From providing a broader selection in own brand products to having a wider range of store formats, customers will have more and easier ways to shop, whether they are visiting stores, or shopping online with pick-up points and home delivery, both in food and non-food.”

Ahold alone boasts that it provides an omni-channel presence offering its customers their channel of choice for shopping options including retail supermarkets, convenience stores, gasoline stations, specialty stores and online food and merchandise delivery options. It further positions its brands as offering responsible and more healthy products with a commitment for environmental responsibility.  Since the current CEO of Royal Ahold will assume leadership of the new combined company, these tenets are likely to continue  Delhaize has its own innovations to add.
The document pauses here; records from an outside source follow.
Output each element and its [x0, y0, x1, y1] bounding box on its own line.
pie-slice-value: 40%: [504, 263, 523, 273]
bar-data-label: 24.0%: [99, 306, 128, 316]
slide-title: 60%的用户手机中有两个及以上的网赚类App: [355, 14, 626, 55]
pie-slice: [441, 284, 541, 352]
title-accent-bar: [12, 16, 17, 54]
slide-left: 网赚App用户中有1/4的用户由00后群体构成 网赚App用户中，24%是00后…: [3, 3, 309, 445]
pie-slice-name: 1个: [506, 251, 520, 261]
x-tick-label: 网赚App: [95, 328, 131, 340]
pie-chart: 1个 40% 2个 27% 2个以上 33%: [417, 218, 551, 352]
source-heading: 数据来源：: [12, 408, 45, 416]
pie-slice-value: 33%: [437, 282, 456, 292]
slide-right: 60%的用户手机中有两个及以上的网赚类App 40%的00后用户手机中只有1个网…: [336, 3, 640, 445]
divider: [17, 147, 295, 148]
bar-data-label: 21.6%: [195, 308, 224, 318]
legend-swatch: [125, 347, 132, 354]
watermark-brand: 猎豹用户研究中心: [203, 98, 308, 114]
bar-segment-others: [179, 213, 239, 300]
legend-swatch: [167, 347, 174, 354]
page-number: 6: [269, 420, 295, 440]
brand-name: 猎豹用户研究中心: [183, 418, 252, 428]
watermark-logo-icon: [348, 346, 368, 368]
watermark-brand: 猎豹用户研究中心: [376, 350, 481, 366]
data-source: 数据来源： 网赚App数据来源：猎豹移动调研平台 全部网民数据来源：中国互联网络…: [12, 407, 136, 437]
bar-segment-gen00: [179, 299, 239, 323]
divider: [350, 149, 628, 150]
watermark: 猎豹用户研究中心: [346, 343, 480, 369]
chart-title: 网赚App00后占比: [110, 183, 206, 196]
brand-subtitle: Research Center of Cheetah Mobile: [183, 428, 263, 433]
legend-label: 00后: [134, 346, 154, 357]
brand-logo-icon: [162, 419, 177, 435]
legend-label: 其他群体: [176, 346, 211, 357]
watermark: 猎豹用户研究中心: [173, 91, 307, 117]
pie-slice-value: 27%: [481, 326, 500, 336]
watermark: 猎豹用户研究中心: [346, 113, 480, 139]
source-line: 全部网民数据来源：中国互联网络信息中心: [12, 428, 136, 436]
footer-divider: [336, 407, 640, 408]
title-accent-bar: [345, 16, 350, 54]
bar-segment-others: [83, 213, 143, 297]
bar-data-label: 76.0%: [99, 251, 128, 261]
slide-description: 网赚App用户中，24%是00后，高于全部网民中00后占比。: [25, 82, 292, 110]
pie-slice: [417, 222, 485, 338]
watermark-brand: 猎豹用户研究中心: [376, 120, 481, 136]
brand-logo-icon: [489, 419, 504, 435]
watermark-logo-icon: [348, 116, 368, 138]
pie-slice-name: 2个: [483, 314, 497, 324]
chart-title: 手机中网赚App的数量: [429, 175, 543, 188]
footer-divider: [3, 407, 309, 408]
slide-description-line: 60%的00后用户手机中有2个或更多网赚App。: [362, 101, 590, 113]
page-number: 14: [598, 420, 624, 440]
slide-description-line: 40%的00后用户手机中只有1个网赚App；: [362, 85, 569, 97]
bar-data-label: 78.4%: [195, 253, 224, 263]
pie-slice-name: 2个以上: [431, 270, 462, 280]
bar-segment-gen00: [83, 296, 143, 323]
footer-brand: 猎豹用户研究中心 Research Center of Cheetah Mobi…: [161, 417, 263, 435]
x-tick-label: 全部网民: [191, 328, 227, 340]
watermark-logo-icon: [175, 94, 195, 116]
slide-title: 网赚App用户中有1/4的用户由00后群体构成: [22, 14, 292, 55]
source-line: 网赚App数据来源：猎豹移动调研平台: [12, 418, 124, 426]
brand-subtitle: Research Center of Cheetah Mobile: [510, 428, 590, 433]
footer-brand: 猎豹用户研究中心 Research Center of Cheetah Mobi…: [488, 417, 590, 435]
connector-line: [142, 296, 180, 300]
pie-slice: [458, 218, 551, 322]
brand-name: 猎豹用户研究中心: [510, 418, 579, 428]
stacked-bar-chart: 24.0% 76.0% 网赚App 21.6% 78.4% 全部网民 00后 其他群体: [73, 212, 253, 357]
As Supply Chain Matters has noted in prior commentaries, the retail supermarket industry has undergone significant change during the post-recession years and margins remain slim. Consumers demanding both more healthy and convenient food choices have impacted both supermarket chains as well as packaged consumer goods providers. A merger of this size provides opportunities for additional buying scale and the ability to influence a greater selection of natural and specialty convenience based foods among existing or new producers. Due to minimal geographic redundancy, this combination provides added opportunities to take advantage of added efficiencies in logistics, distribution and transportation costs.

From our lens, the most significant implication is the additional buying influence that can be brought to bear on consumer product goods producers. The notion that this combined entity spans both European and U.S. retail markets adds additional impetus to breakdown the different pricing, merchandising and promotional strategies that CPG producers maintain as separate and distinct in both markets. More importantly, as major supermarket chains continue to merge into larger entities, the balance of buying and merchandise selection power will continue to swing back to chains themselves.

This combination is expected to be completed by mid-2016, subject to regulatory clearances and shareholder approval.